EVs don’t emit exhaust fumes like older diesel and petrol sedans coming to Botswana from Japan or Europe. However, older EVs typically have lithium-ion batteries, DC-AC converters, inverters, and chargers whose end-of-life poses challenges. He explains, “...when these sophisticated parts and wirings are rusty and fixed on old cars, they disintegrate and are thrown into landfills,” he says.
Sophisticated parts of old EVs are adding to the rubber, metal, (and) toxic chemicals junk that line Botswana’s urban landfills, explains Oarabile Motlaleng, the mayor of Gaborone, the capital city of Botswana. “Old EVs whose electrical parts are coming apart are a new headache we are clueless about,” Motlaleng says.
He further explains that the absence of specialist engineering skills means most EV parts from old and imported cars are headed to the landfill within two years of landing in Botswana.
Ragadi agrees that old EVs are challenging to rehabilitate or keep on the road for longer because, in Botswana, like many African countries, there are very few trained technicians who can handle these vehicles. “In my network, there is no single mechanic trained to service EV cars. When a client comes in with a troublesome old Honda or Toyota EV, we usually advise them to take the vehicle to car breakers, sell the interchangeable parts and throw away the rest of electrical wirings and gadgetry,” he says.
What's playing out in Japan is a part of a pattern of hypocrisy that developed world car makers are staging on Africa’s roads, says Dennis Juru, president of the Southern Africa International Traders Association, a regional grouping of importers and exporters. Nations such as Japan and the EU are structuring concessional finance to kick-start the green transition in countries such as Botswana and South Africa. At the same time, they remain silent as their car exporters ship all types of old, rusty used cars to Africa, be they EVs or gasoline-powered sedans.
“It’s classic hypocrisy, it sort of cheapens the developed world’s green transition messaging in Africa. Clean energy cars shouldn’t mean dumping old, unwanted not so-clean EVs to Africa,” he says.

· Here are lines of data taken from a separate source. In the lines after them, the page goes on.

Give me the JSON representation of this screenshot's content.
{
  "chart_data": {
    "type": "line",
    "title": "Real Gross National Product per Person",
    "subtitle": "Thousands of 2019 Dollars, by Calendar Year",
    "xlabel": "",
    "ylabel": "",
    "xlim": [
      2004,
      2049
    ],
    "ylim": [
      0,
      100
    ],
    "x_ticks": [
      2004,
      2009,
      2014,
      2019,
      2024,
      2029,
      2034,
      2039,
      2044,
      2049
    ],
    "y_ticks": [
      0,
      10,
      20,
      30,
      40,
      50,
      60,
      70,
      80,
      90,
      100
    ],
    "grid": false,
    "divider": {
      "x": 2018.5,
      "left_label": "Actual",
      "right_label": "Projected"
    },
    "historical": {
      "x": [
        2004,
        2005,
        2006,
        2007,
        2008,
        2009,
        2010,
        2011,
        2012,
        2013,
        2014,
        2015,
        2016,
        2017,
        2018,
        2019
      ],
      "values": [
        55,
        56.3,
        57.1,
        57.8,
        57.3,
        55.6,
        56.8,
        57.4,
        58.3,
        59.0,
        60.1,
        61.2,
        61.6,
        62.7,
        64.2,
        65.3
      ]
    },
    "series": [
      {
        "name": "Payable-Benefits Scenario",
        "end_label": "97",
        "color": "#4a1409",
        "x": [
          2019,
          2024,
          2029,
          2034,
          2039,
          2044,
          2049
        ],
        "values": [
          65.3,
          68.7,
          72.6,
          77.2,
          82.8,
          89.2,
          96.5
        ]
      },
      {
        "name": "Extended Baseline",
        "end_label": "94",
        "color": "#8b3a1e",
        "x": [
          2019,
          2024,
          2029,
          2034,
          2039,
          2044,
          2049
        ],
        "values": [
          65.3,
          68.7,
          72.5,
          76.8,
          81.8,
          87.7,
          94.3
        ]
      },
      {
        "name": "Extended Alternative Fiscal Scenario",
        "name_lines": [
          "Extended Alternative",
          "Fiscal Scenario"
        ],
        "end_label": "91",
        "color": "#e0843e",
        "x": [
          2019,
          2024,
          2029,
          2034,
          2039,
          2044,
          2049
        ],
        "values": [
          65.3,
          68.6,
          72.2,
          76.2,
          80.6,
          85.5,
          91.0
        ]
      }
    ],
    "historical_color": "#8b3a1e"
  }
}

Countries like South Africa, a neighbor of Botswana, have sought to prevent the import of old cars from Japan, Europe, or the US, whether EVs or gasoline-powered vehicles. South Africa requires that old cars arriving from abroad, when in transit at its seaports, must not be driven on local roads; they must be transported by haulage trucks out of the country to frontier countries. It doesn’t really work, says Juru, because ‘the same old EVs and gasoline cars are smuggled back into South Africa’.
Tawanda Chitiyo, who heads the startup Tawanda Energy, a company that experiments with ways to manufacture cheap photovoltaic equipment for solar panels in Southern Africa, shared his thoughts on the topic. “When elements from old EVs are dumped in landfills, children scavenge the sites for toys. Toxic rubber, metal, or acidic car parts do affect kids’ skin. It’s such a hazard that needs to be warned against,” he says.
The Embassy of Japan in Botswana didn’t respond to Energy Pioneer’s request for comment on the trade practices of its car exporters. However, two years ago, the state-led Japan Bank for International Cooperation was promoting its efforts to expand green finance to support Africa's green transition, with a focus on decarbonizing transport and factories.